During the Second World War the demand for cavalry boots and other riding boots took second place to other types of footwear more important to the war effort. Batten produced deck boots for submarine crews based on boots used by Norwegian fishermen, and boots for the Women's Land Army using soles made from industrial leather belting. The King sent Batten a letter thanking him for his contribution to the war effort.

== Post war ==

Batten's firm moved back to making riding and hunting boots after the end of the war; fox-hunts had been shut down during the conflict, but resumed hunting when it finished. The business remained strong for many years, but began to decline in the later decades of the 20th century.

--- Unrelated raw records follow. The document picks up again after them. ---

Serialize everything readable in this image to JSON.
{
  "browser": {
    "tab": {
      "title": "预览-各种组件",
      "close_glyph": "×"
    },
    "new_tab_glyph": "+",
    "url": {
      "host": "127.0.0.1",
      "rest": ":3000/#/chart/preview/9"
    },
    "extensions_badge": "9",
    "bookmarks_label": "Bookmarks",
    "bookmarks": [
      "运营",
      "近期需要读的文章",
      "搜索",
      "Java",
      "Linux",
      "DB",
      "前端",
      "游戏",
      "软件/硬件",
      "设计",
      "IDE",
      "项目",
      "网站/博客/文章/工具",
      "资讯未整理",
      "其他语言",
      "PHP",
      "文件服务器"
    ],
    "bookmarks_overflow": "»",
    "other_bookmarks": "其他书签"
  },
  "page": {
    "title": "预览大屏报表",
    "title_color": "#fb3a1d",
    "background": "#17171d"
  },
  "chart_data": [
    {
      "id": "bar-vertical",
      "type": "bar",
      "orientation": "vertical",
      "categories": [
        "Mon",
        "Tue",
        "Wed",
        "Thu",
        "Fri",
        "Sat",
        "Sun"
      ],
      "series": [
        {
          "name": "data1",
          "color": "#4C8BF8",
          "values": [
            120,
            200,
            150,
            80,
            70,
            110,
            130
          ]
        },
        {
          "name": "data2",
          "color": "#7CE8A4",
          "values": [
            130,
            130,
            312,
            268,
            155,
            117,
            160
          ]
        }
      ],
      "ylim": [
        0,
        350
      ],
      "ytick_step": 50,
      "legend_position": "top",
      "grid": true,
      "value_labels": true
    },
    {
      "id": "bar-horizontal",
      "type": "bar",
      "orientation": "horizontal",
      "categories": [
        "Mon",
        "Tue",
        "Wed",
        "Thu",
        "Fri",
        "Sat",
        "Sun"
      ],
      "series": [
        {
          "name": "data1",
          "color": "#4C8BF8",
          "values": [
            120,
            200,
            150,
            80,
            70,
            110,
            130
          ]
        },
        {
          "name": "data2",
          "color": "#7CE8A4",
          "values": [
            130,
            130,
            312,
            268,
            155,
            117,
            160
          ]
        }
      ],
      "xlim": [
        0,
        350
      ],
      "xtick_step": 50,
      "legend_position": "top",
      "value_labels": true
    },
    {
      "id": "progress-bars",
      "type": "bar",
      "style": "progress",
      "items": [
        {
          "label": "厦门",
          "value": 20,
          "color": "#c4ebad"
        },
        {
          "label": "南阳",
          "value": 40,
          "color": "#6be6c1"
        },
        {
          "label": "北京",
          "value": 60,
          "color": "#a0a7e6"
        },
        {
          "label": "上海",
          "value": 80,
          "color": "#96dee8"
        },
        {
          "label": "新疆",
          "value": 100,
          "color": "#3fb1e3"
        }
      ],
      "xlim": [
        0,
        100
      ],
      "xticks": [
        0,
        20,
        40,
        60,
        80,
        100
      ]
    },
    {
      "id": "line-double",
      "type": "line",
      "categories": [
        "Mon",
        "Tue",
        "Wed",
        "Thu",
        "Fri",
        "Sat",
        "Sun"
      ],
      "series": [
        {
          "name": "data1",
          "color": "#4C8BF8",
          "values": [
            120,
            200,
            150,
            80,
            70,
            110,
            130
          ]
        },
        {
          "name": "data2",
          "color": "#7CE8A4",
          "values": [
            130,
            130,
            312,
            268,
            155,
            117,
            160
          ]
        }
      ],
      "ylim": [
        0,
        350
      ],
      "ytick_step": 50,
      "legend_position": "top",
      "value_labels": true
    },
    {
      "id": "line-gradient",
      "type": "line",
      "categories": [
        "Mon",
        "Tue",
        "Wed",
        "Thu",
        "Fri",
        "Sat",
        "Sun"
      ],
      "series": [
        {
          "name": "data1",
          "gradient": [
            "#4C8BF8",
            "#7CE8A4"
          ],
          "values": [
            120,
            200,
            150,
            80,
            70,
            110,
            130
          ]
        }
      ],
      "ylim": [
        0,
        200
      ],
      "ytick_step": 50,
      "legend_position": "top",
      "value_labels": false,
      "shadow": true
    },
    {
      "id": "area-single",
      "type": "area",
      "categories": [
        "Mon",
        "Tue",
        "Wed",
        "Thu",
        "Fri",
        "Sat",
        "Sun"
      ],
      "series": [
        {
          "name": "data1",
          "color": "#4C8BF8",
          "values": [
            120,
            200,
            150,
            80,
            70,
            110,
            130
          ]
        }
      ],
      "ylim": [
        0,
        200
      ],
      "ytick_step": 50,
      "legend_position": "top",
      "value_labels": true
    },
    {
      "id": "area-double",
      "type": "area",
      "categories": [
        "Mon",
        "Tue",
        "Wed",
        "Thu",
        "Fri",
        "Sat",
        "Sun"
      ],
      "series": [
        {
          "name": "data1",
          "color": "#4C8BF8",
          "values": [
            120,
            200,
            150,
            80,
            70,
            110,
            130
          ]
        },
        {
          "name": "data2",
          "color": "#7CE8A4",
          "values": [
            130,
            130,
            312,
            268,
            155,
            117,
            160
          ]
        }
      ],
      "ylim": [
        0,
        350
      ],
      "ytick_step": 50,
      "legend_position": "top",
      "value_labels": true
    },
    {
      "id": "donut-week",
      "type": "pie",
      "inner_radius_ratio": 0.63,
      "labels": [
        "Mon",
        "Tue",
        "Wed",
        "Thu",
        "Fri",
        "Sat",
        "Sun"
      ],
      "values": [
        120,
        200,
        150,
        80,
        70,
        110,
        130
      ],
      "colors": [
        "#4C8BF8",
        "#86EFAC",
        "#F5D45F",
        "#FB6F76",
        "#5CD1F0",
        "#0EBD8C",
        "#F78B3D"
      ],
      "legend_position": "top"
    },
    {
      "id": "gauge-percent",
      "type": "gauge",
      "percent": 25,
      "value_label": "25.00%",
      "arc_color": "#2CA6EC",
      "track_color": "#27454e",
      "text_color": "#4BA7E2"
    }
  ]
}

Batten's customers included showjumpers Nick Skelton and Harvey Smith, members of various royal families, and the wife of carmaker André Citroën. He also produced a pair of size 14 black wax calf jackboots for Dave Prowse to wear when playing Darth Vader in the Empire Strikes Back film.

Batten married Barbara Harris in 1939; she died in 1997. Batten made his last pair of boots at the age of 99, and handed over the running of the business to his son Timothy and granddaughter Emma. Batten died on 7 December 2014.